Зазимок — страница 17 из 56


А дня нет. И не будет. Ночь развернулась в обратную сторону. Да, да, зелёноокая, я встану. Я говорю тебе: я отказываюсь от вина, от вина опухает страх перед улицей, перед городом, перед людьми и перед жизнью, в холод вгоняет скрип двери, стук форточки, звон будильника, пугает лязг трамвайный, упавшая на пол книга и громкий, протяжный женский вздох за стенкой. Я встану. Я приготовлю кофе. Я продиктую тебе рассказ. Рассказ будет называться так:

ФАНЧИК

А я говорю: Пётр Сакса и Илмарь Пусса, два, под матицу ростом и будто бы ещё сродни между собой, рыжих финна, некогда доставленные в Ялань весёлыми российскими сквозняками, ловко, конечно, расправлялись с любой скотиной-животиной, бывало, даже и бурок не запачкают, но как тот, так и другой – по недугу ли, по иной ли какой причине, – оба спиртным гнушались, а за работу свою получать предпочитали – и Бог им в этом, разумеется, судья – деньгами, а – как знающие рукам своим цену – сумму заламывали немалую, но и – как люди с умом и с совестью – не сногсшибательную, так что, я как думаю, хочешь – нанимай, а коли охоты шибкой нет – сам забивай и освежёвывай или, в конце концов, другого кого ищи, тут дело такое: никто тебя не приневоливает, силой заставлять никто тебя не станет. Ну а…

Ну а я говорю: те, конечно, кто денег не поднакопил или поднакопил за год достаточно, да скуп на них был, те так, конечно, и поступали: те сами живность свою, как умели, кололи и сами, уж как могли, разделывали, ну а тому, кто колоть не горазд или выращенную самим скотину колоть жалость не позволяла, а к этому же и деньгами лишними не располагал, тому, конечно, одно лишь – ищи кого другого, помимо Петра да Илмаря, подешевле-то чтоб получилось. Хотя, по правде-то если, там и искать особой заботы не было, там вроде как и найдено уж было.

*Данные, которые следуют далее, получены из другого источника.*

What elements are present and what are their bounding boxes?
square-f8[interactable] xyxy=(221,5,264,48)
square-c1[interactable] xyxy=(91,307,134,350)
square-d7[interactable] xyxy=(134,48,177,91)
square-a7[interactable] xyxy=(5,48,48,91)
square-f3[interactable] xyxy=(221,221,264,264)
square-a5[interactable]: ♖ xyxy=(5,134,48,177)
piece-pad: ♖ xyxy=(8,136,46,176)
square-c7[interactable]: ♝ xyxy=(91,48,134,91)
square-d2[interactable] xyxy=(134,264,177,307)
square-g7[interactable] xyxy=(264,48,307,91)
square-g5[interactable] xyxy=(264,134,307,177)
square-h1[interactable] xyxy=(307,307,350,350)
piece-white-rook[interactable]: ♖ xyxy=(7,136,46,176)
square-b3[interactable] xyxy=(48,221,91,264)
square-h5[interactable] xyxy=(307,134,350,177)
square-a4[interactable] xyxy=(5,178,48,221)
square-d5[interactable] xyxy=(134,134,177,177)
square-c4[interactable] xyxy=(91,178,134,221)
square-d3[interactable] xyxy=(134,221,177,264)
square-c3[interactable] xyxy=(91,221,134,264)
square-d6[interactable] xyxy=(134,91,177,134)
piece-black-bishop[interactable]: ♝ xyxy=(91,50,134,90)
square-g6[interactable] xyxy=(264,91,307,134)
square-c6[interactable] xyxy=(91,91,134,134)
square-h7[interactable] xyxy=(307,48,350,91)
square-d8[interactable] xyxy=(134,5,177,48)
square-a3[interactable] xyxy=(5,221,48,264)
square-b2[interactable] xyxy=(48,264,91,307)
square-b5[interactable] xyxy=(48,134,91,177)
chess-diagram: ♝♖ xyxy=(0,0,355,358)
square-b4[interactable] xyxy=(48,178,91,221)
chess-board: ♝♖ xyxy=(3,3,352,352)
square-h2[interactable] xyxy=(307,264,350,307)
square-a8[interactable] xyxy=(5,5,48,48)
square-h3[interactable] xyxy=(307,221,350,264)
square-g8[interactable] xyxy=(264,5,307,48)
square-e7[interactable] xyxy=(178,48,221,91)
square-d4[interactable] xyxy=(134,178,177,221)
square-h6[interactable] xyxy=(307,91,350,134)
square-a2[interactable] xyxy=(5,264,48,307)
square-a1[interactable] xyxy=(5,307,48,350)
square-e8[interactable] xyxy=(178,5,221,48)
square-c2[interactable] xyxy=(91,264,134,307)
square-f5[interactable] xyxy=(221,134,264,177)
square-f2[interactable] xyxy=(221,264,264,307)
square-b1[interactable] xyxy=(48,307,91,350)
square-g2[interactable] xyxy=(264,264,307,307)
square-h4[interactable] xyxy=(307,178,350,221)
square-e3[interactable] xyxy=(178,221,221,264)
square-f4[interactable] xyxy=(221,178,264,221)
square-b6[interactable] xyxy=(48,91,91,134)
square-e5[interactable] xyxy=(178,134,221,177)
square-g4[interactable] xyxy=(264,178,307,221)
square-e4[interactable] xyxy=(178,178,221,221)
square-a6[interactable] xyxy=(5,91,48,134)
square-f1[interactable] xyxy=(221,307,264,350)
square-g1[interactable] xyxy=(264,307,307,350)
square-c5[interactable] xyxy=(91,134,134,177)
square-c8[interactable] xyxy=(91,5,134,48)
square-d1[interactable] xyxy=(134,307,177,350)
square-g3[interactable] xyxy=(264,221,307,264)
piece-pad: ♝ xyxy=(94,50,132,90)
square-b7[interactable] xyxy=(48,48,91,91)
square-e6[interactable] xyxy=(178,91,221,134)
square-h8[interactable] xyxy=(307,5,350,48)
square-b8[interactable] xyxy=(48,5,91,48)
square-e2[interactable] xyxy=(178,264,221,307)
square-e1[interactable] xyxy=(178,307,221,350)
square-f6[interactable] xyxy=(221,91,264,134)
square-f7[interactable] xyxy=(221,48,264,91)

В Ялани же – жаль вот, что вы в ней ни разу не были да и вряд ли когда будете, а то бы я и дом вам показал, – в Ялани же проживал и, так разрешу себе я выразиться, практиковал ещё один мастер кровавого ремесла – Верещагин Иван Тимофеевич. Но так-то лишь для вас вот да где для документа какого, а в жизни устной никто его по имени да по отчеству и не величал, разве что по фамилии когда: Верещагин, мол. Ну а…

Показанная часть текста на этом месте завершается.